Shortened season for White Sox is ‘legit,’ and a building block for years to come

You play the cards you’re dealt, the White Sox say. So should they break a 12-year postseason dry spell in a shortened 60-game season, they will take it. And celebrate it.

SHARE Shortened season for White Sox is ‘legit,’ and a building block for years to come
White Sox manager Rick Renteria, right, talks with Jose Abreu in the dugout.

White Sox manager Rick Renteria, right, talks with Jose Abreu in the dugout.

Nam Y. Huh/AP

You play the cards you’re dealt, the White Sox say. So should they break a 12-year postseason dry spell in a shortened 60-game season, they will take it. And celebrate it.

What you think of it, for whatever team ultimately lands the “big” World Series prize if this unique season charges through a coronavirus pandemic to the finish, will be for you to decide, Sox manager Rick Renteria said.

“I’ll let history decide what it means or doesn’t mean,” Renteria said. “All I know is, if we’re able to accomplish that, from your mouth to God’s ears to our club, if we’re able to accomplish that, that would be great. And everybody can do with it what they wish. Because they will anyways, right?”

Should they be one of 10 teams to make the playoffs, the Sox would bank their success and experience as building blocks for more to come. That’s the hope and plan, anyway.

“I’m really of two minds of that,” general manager Rick Hahn said. “Is it a legitimate season? Absolutely. I’m of the mindset that what we are building here is a multi-year project. It’s a multi-year endeavor. This was going to be sort of that first year of transitioning from the rebuild into that competitive stage.

“So it’s extremely important from our perspective to get these guys out there competing. We have a young club, a team that is only going to grow and benefit from playing experience during your regular season and hopefully the postseason. So getting a taste of that this season is of the utmost importance. We are excited about the idea this team will have the opportunity to start of what we view as a multi-year path toward championships.”

Renteria’s focus is on whipping his team into shape in three weeks at what some are calling “summer camp” rather than spring training. It is almost July, after all. Guaranteed Rate Field will be the scene, with 44 players spacing themselves over the home, visitors and umpires locker rooms.

“We’ll do everything we can as if we’re still in spring training,” Renteria said. “Do all those things that are necessary to get those guys ready. Initially, we’ve got to get their legs underneath them, every single one of our players, both pitchers and position players.

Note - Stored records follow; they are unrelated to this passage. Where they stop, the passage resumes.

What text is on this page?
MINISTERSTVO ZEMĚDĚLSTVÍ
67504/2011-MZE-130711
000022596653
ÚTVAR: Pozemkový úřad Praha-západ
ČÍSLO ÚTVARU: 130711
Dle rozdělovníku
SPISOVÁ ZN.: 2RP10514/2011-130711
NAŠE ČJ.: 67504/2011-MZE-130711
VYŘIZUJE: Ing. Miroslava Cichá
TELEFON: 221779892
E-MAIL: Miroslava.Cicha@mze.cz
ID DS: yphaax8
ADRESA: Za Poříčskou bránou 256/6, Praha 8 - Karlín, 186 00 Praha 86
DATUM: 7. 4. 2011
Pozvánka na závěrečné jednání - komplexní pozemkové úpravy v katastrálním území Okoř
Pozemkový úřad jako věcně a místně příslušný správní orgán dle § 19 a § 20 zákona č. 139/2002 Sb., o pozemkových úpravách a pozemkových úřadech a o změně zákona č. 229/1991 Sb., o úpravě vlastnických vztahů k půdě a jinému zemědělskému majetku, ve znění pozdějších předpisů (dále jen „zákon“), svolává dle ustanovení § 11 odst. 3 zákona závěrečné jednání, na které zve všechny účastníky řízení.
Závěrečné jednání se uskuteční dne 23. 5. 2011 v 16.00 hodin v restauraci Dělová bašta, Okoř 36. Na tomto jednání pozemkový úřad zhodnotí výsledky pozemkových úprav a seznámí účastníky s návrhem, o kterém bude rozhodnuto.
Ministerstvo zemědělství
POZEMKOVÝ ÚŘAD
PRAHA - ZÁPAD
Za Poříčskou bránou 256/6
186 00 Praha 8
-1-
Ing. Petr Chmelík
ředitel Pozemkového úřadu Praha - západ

“The truth is, regardless of whatever they’ve been doing, after the second or third days, your legs are going to be a little sore. So we need to get to that point as quickly as possible and not push them to the point where we end up causing some havoc. We all understand what the body’s going to go through.”

As soon as possible, intrasquad games will be played.

In the meantime, players and coaches will adapt to the virus age of distancing and safety, as best they can, in a baseball world where hugs, high fives and spitting are the norm but no longer within the rules.

Renteria, for one, has always been an arm-around-the-shoulder, hugging type communicator with his players.

“Emotions, I’m sure at some point in time, will trump all of that,” Renteria said. “You might see something and say, ‘I wish I wouldn’t have done that.’ But there are going to be things available to us in the dugout, for us to clean our hands and try to minimize the effects of maybe a miscue of some sort.

“If we’re looking at it from a perspective of being aware of why we are doing it, and, truthfully, keeping your fellow man out of harm’s way as best you possibly can. That’s something we’re going to have to try to do. It’s respect for somebody else’s space and trying to do what we can to make sure we can stay on the field for as long as possible.”